If you hold more than one type of cryptocurrency in a digital wallet, each type of cryptocurrency is considered to be a separate digital asset and must be valued separately. For example, a Bitcoin is valued separately from a Litecoin.

Reporting business income or capital gains from the disposition of cryptocurrency

What is a disposition?

This refers to the way you get rid of something, such as by giving, selling or transferring it. In general, possessing or holding a cryptocurrency is not taxable. But there could be tax consequences when you do any of the following:

  • sell or make a gift of cryptocurrency

  • trade or exchange cryptocurrency, including disposing of one cryptocurrency to get another cryptocurrency

  • convert cryptocurrency to government-issued currency, such as Canadian dollars

  • use cryptocurrency to buy goods or services

Is it business income or capital gain?

The income you get from disposing of cryptocurrency may be considered business income or a capital gain. In order to report it correctly, you must first establish what kind of income it is.

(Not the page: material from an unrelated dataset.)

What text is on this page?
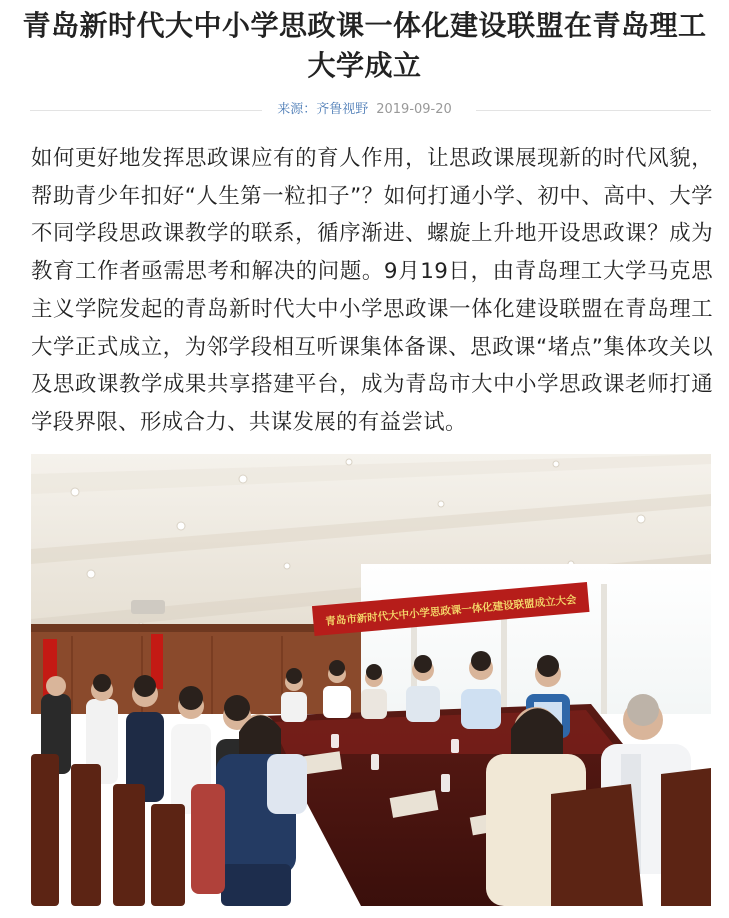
青岛新时代大中小学思政课一体化建设联盟在青岛理工大学成立
来源：齐鲁视野 2019-09-20

如何更好地发挥思政课应有的育人作用，让思政课展现新的时代风貌，帮助青少年扣好“人生第一粒扣子”？如何打通小学、初中、高中、大学不同学段思政课教学的联系，循序渐进、螺旋上升地开设思政课？成为教育工作者亟需思考和解决的问题。9月19日，由青岛理工大学马克思主义学院发起的青岛新时代大中小学思政课一体化建设联盟在青岛理工大学正式成立，为邻学段相互听课集体备课、思政课“堵点”集体攻关以及思政课教学成果共享搭建平台，成为青岛市大中小学思政课老师打通学段界限、形成合力、共谋发展的有益尝试。

青岛市新时代大中小学思政课一体化建设联盟成立大会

The following are common signs that you may be carrying on a business:

  • you carry on activity for commercial reasons and in a commercially viable way

  • you undertake activities in a businesslike manner, which might include preparing a business plan and acquiring capital assets or inventory

  • you promote a product or service

  • you show that you intend to make a profit, even if you are unlikely to do so in the short term

Business activities normally involve some regularity or a repetitive process over time. Each situation has to be looked at separately.

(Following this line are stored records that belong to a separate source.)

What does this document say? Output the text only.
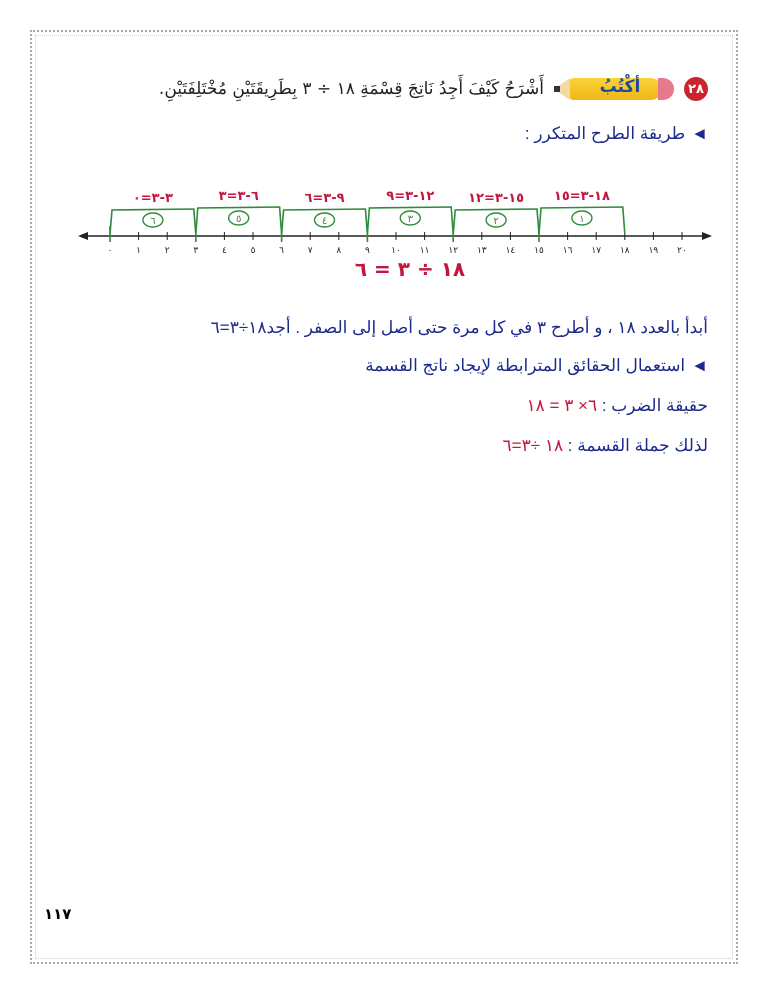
٢٨
أكْتُبُ
أَشْرَحُ كَيْفَ أَجِدُ نَاتِجَ قِسْمَةِ ١٨ ÷ ٣ بِطَرِيقَتَيْنِ مُخْتَلِفَتَيْنِ.
◄طريقة الطرح المتكرر :
٠	١	٢	٣	٤	٥	٦	٧	٨	٩ ١٠ ١١ ١٢ ١٣ ١٤ ١٥ ١٦ ١٧ ١٨ ١٩ ٢٠
٦
٣-٣=٠
٥
٦-٣=٣
٤
٩-٣=٦
٣
١٢-٣=٩
٢
١٥-٣=١٢
١
١٨-٣=١٥
١٨ ÷ ٣ = ٦
أبدأ بالعدد ١٨ ، و أطرح ٣ في كل مرة حتى أصل إلى الصفر . أجد١٨÷٣=٦
◄استعمال الحقائق المترابطة لإيجاد ناتج القسمة
حقيقة الضرب : ٦× ٣ = ١٨
لذلك جملة القسمة : ١٨ ÷٣=٦
١١٧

In some cases, a single transaction can be considered a business, for example when it is an adventure or concern in the nature of trade. Whether you are carrying on a business or not must be determined on a case by case basis.

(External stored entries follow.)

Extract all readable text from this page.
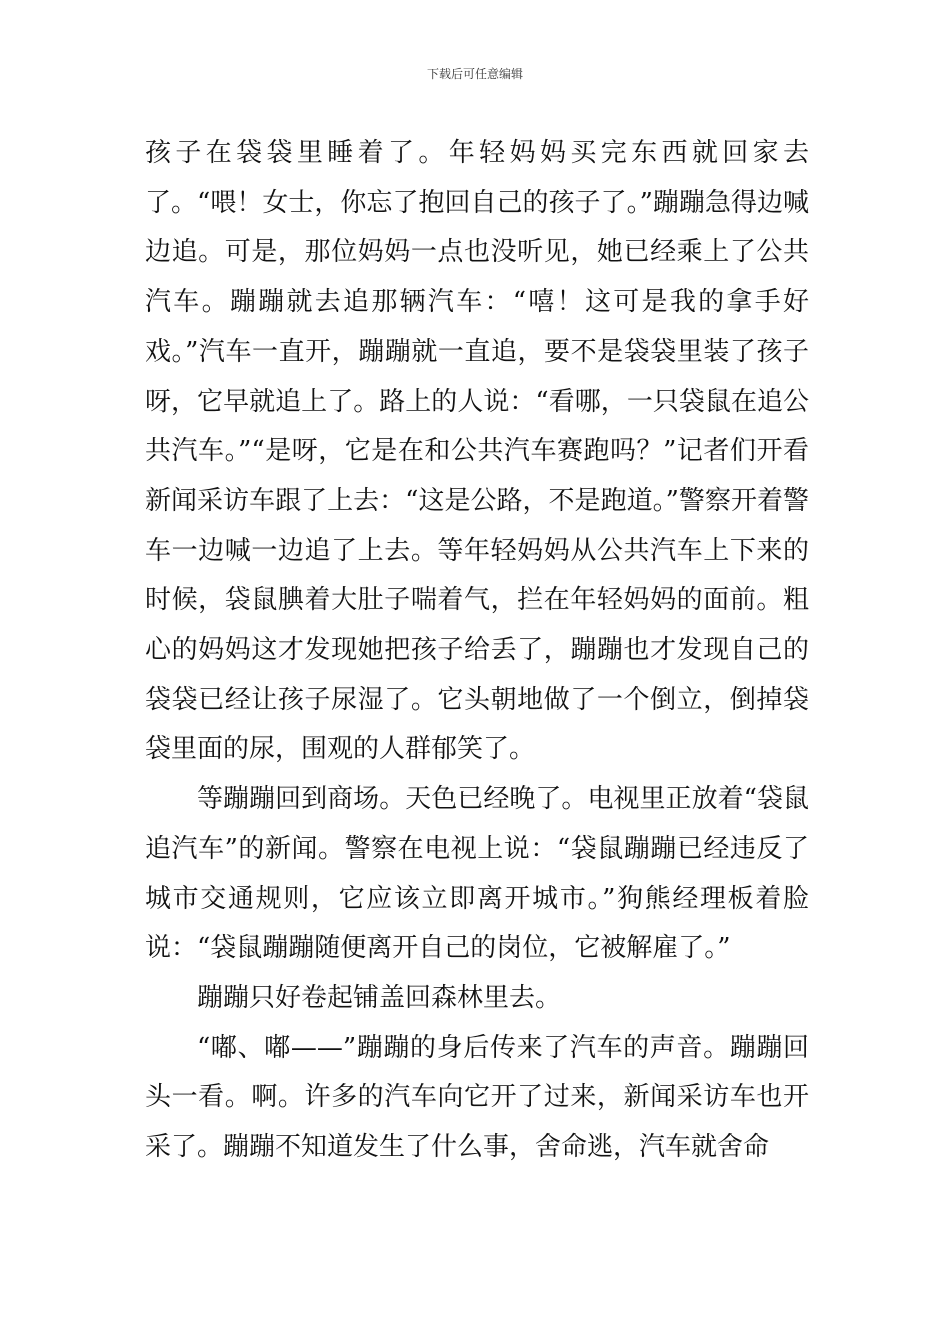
下载后可任意编辑

孩子在袋袋里睡着了。年轻妈妈买完东西就回家去了。“喂！女士，你忘了抱回自己的孩子了。”蹦蹦急得边喊边追。可是，那位妈妈一点也没听见，她已经乘上了公共汽车。蹦蹦就去追那辆汽车：“嘻！这可是我的拿手好戏。”汽车一直开，蹦蹦就一直追，要不是袋袋里装了孩子呀，它早就追上了。路上的人说：“看哪，一只袋鼠在追公共汽车。”“是呀，它是在和公共汽车赛跑吗？”记者们开看新闻采访车跟了上去：“这是公路，不是跑道。”警察开着警车一边喊一边追了上去。等年轻妈妈从公共汽车上下来的时候，袋鼠腆着大肚子喘着气，拦在年轻妈妈的面前。粗心的妈妈这才发现她把孩子给丢了，蹦蹦也才发现自己的袋袋已经让孩子尿湿了。它头朝地做了一个倒立，倒掉袋袋里面的尿，围观的人群郁笑了。

等蹦蹦回到商场。天色已经晚了。电视里正放着“袋鼠追汽车”的新闻。警察在电视上说：“袋鼠蹦蹦已经违反了城市交通规则，它应该立即离开城市。”狗熊经理板着脸说：“袋鼠蹦蹦随便离开自己的岗位，它被解雇了。”

蹦蹦只好卷起铺盖回森林里去。

“嘟、嘟——”蹦蹦的身后传来了汽车的声音。蹦蹦回头一看。啊。许多的汽车向它开了过来，新闻采访车也开采了。蹦蹦不知道发生了什么事，舍命逃，汽车就舍命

Another factor in deciding if there is a business activity is the date when the business begins. If you are still setting up or preparing to go into business, you might not be considered to have started the business. You usually have to undertake significant activity that is part of your income-earning process. Any funds or property you receive before your business begins are not generally considered to be business income. Similarly, you cannot claim deductions for income tax purposes before the business begins.

Some examples of cryptocurrency businesses are:

  • cryptocurrency mining

  • cryptocurrency trading

  • cryptocurrency staking

  • cryptocurrency exchanges, including ATMs


Reporting as either income or capital gain

Generally, if disposing of cryptocurrency is part of a business, the profits you make on the disposition or sale are considered business income and not a capital gain. Buying a cryptocurrency with the intention of selling it for a profit may be treated as business income, even if it’s an isolated incident, because it could be considered an adventure or concern in the nature of trade.

If the sale of a cryptocurrency does not constitute carrying on a business, and the amount it sells for is more than the original purchase price or its adjusted cost base, then the taxpayer has realized a capital gain.

Capital gains from the sale of cryptocurrency are generally included in income for the year, but only half of the capital gain is subject to tax. This is called the taxable capital gain. Any capital losses resulting from the sale can only be offset against capital gains; you cannot use them to reduce income from other sources, such as employment income. You can carry forward your capital losses if you do not have any capital gains against which to offset those losses for the year or any of the preceding three years. Trading cryptocurrency for another type of cryptocurrency

Generally, when you dispose of one type of cryptocurrency to acquire another cryptocurrency, the barter transaction rules apply. You have to convert the value of the cryptocurrency you received into Canadian dollars. This transaction is considered a disposition and you have to report it on your income tax return. Report the resulting gain or loss as either business income (or loss) or a capital gain (or loss).